Сама Елена Катишонок очень точно определяет особенность своего повествования в следующих словах о главных героях, находящихся в центре повествования: “Вся картина их жизни более всего похожа на карту, составленную из фрагментов разного масштаба, где какой-то крохотный квадратик вдруг выхватывается лупой и разрастается, позволяя увидеть забытые надписи, лица, имена, а то и ступеньки дома, которого давно уж нет на свете. Лупа передвигается, не ведая, чем является найденная точка: заброшенным населенным пунктом или знаком конца предложения. Следует допустить и то, что какие-то места карты истерлись на сгибах, края надорваны и лохматятся, да и стекло лупы замутилось - должно быть, капля упала, капля дождя”. Этих “капель”, вставных новелл, то и дело прерывающих - или раскручивающих - событийную цепь, в катишонковском тексте немало. Герои Катишонок при всей замкнутости своего мира, что обусловлено и старой верой, и установкой на незаметное, простое существование, не могут остаться в стороне от вопросов, которые ставит перед ним эпоха. Эти вопросы - об ужасах еврейского гетто в годы оккупации - старик задает своему интеллигентному зятю, Феде, а после страшного рассказа приходит на еврейское кладбище и “твердо” крестится “на разбитую звезду Давида, наполовину вросшую в землю”. Подобные вопросы задает себе и своему коллеге и сам Федор Федорович, образованный врач, когда время началось, по его словам, “анафемское, средневековое” - антисемитская кампания конца 40-х годов...

Впрочем, в семье Ивановых с правительственным сообщением о врачах-вредителях поступают просто: выдергивают шнур радио из розетки. Окружающий мир для старика и старухи и всей их семьи делится не на русских, немцев, евреев, белых, красных и т. д., а на “наших”, “живущих по совести”, и не наших. Может быть, сами того не зная, они пришли к мысли, высказанной еще Достоевским в его знаменитой “Пушкинской речи”: “Стать настоящим русским, стать вполне русским, может быть, и значит только стать братом всех людей”. Особенно это ощутимо в тех эпизодах повести, где герои уже не могут не замечать, что происходит вокруг них.

Повесть о старике и старухе - это книга о человеческой мудрости и об умении принять все, что дает человеку Бог. Описание смерти старика, жизни старухи без него, а затем и ухода из жизни старухи не оставляет тягостного чувства. Смерть как естественный конец достойно прожитой на земле жизни - это не конец существования, жизнь бесконечна, потому что дети и внуки ее продолжают и потому что память о человеке живет дольше, чем сам человек. Заключительные эпизоды повести пронизаны осознанием беспредельности человеческого бытия. Осиротевшие дети и внуки, маленькая правнучка, которая не плачет, потому что “не верит, чтобы насовсем”, стенки могилы “такого же цвета, как пасхальное тесто”, река Дон, по которой помчатся к себе домой, в свой Ростов, Матрена с мужем, оставляют ощущение вечности и непоколебимости тех основ, на которых держится семья Ивановых - и, хочется верить, не только она.
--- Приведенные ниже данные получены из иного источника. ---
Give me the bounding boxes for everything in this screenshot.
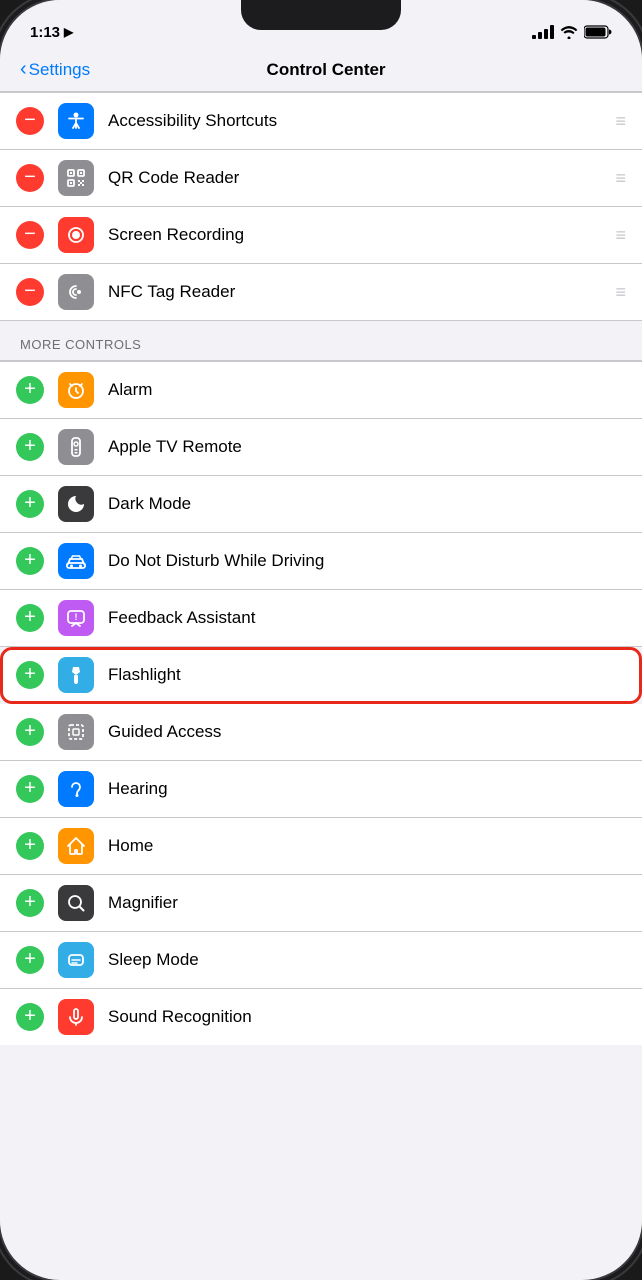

Поэтому сегодня нам эта книга нужна. Или лучше так: эта книга нужна нам сегодня. Когда от поисков национальной идеи нас бросает к модернизации, а потом - к так и не найденной национальной идее, к суверенной демократии или куда-то еще. У Елены Катишонок в романе есть люди, которые точно знают, от чего нельзя отказываться и чего в жизни нельзя совершать, а еще есть “идея” о жизни по совести в мире, который начинает забывать о том, что это такое...
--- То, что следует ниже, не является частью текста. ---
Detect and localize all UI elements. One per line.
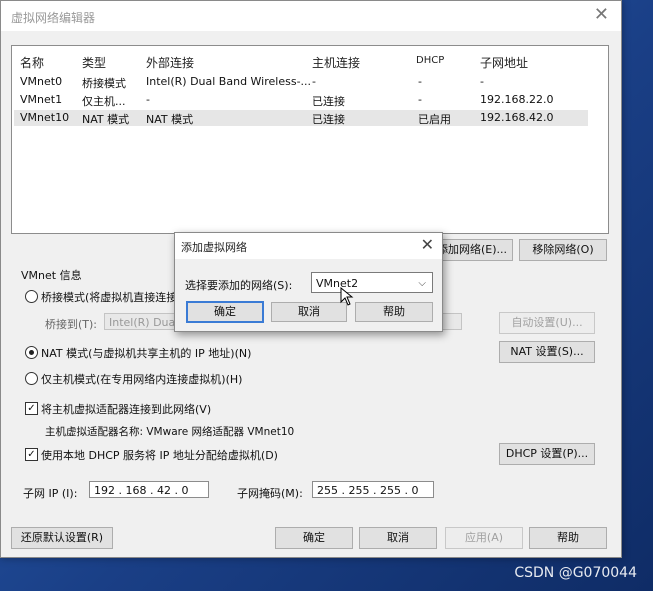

(Впрочем, слово “идея” вряд ли необходимо им для того, чтобы определить суть своих жизненных исканий, но идея у них есть. И даже “модернизация” не чужда им: вспомним как обустраивают свою жизнь, приноравливаясь каждый раз к новой власти, члены семейного клана - от старика, мастера-краснодеревщика, до его зятя, Федора Федоровича, зубного врача. Чем не модернизация “по-русски”?)
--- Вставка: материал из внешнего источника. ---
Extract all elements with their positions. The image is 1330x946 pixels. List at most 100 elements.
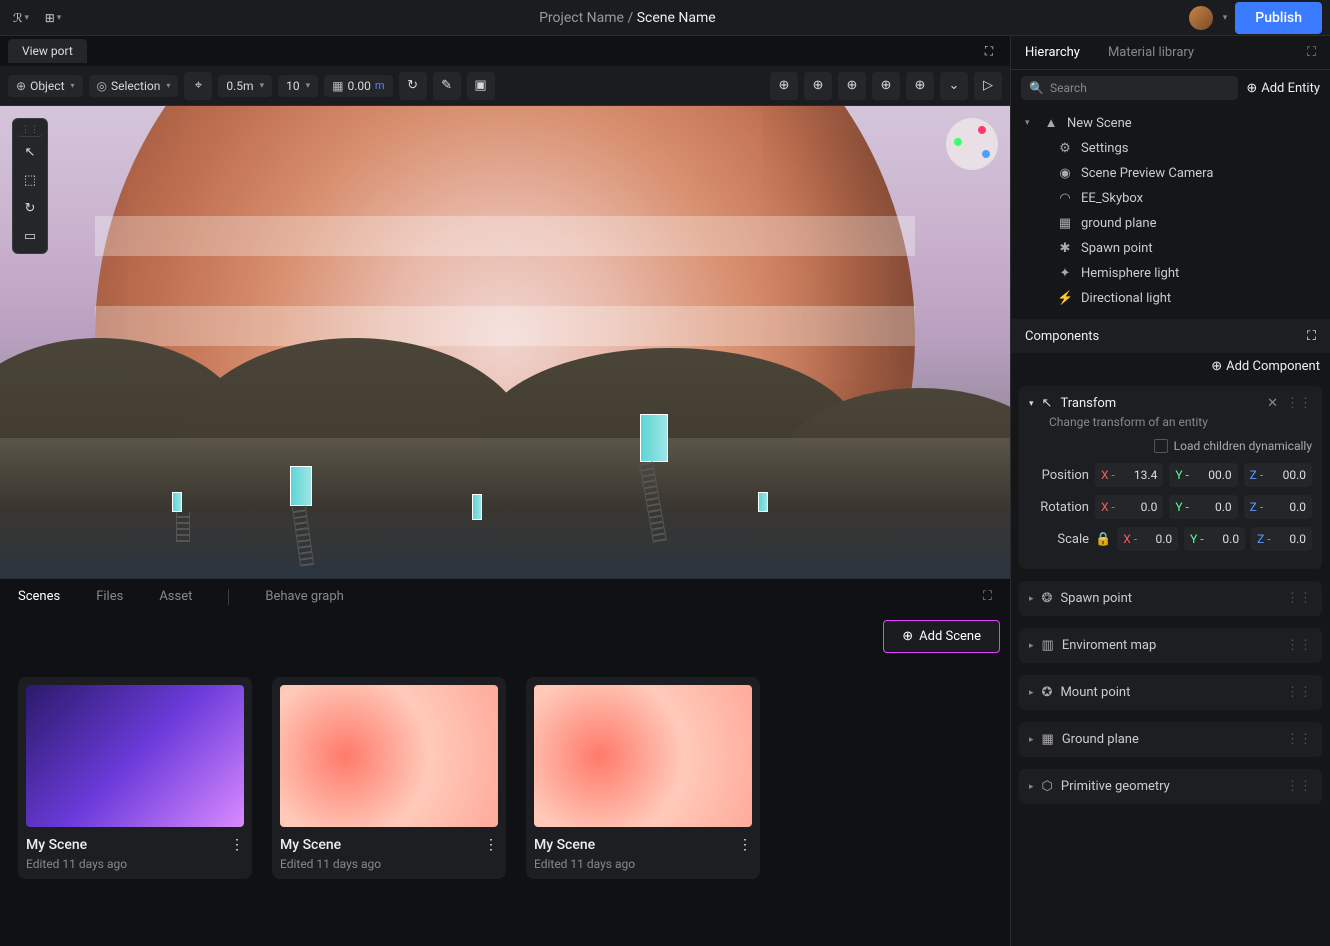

Эта книга нужна, потому что помогает вспомнить о том, что такое хорошая литература, написанная хорошим языком в не очень модной “сказовой манере”, по законам реализма - с типическими характерами в типических обстоятельствах. И еще потому, что автор точно знает, чтó она хотела сказать нам - читателям. А это, согласитесь, бывает нечасто.